Relapsed patients can re-transplanted, receive Donor Lymphocyte Infusions or go into clinical trials. How good of a choice is re-transplanting?
O’Brien looked at 288 patients who received second salvage therapy for ALL and found that they have a poor prognosis. It is tempting to re-transplant patients who relapse despite having had an allogeneic transplant But results are not impressive. A second BMT results in long-term event-free survival in only 10–20% of patients with relapsed ALL. It is true that most patients who relapsed after a transplant are not great candidates for a repeat transplant.
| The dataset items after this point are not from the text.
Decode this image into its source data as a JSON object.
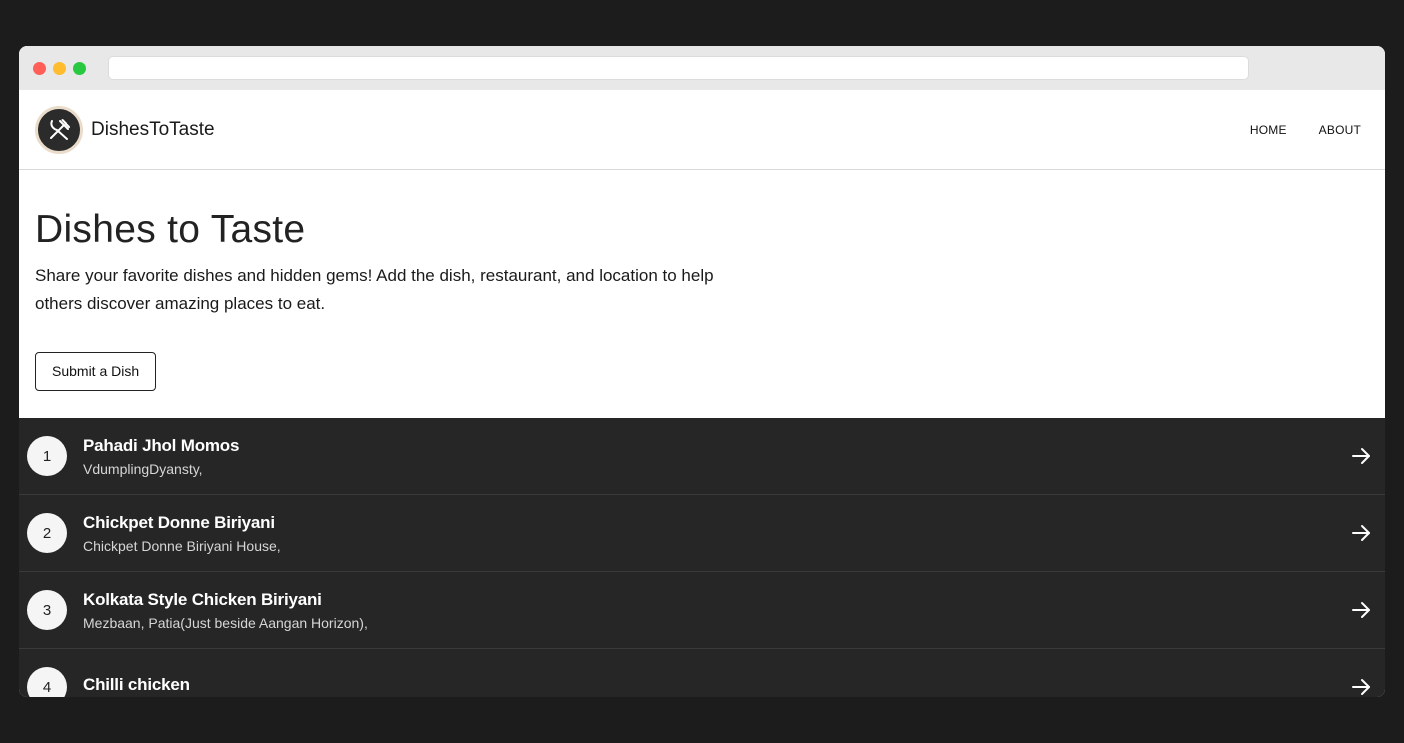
{
  "brand": {
    "name": "DishesToTaste",
    "logo_icon": "fork-knife-icon"
  },
  "nav": {
    "home": "HOME",
    "about": "ABOUT"
  },
  "hero": {
    "title": "Dishes to Taste",
    "description": "Share your favorite dishes and hidden gems! Add the dish, restaurant, and location to help others discover amazing places to eat.",
    "submit_label": "Submit a Dish"
  },
  "dishes": [
    {
      "rank": "1",
      "name": "Pahadi Jhol Momos",
      "place": "VdumplingDyansty,"
    },
    {
      "rank": "2",
      "name": "Chickpet Donne Biriyani",
      "place": "Chickpet Donne Biriyani House,"
    },
    {
      "rank": "3",
      "name": "Kolkata Style Chicken Biriyani",
      "place": "Mezbaan, Patia(Just beside Aangan Horizon),"
    },
    {
      "rank": "4",
      "name": "Chilli chicken",
      "place": ""
    }
  ],
  "colors": {
    "background": "#1c1c1c",
    "list_background": "#262626",
    "logo_background": "#2b2b2b",
    "logo_ring": "#e9dccb"
  }
}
Only 7–20% of patients have been reported to reach the stage of a second BMT after relapse according to the performance and remission status after salvage chemotherapy. Moreover, second BMT is associated with extremely high treatment-related mortality, ranging from 40% to 50%.
Thus, the outlook for patients with post-transplant relapse of acute leukemia is extremely poor; currently, no single therapy consistently results in durable remissions. There are no guidelines recommending a second allogeneic transplant and it is hard to see why a stem cell transplant would work better a second time around unless something different is done.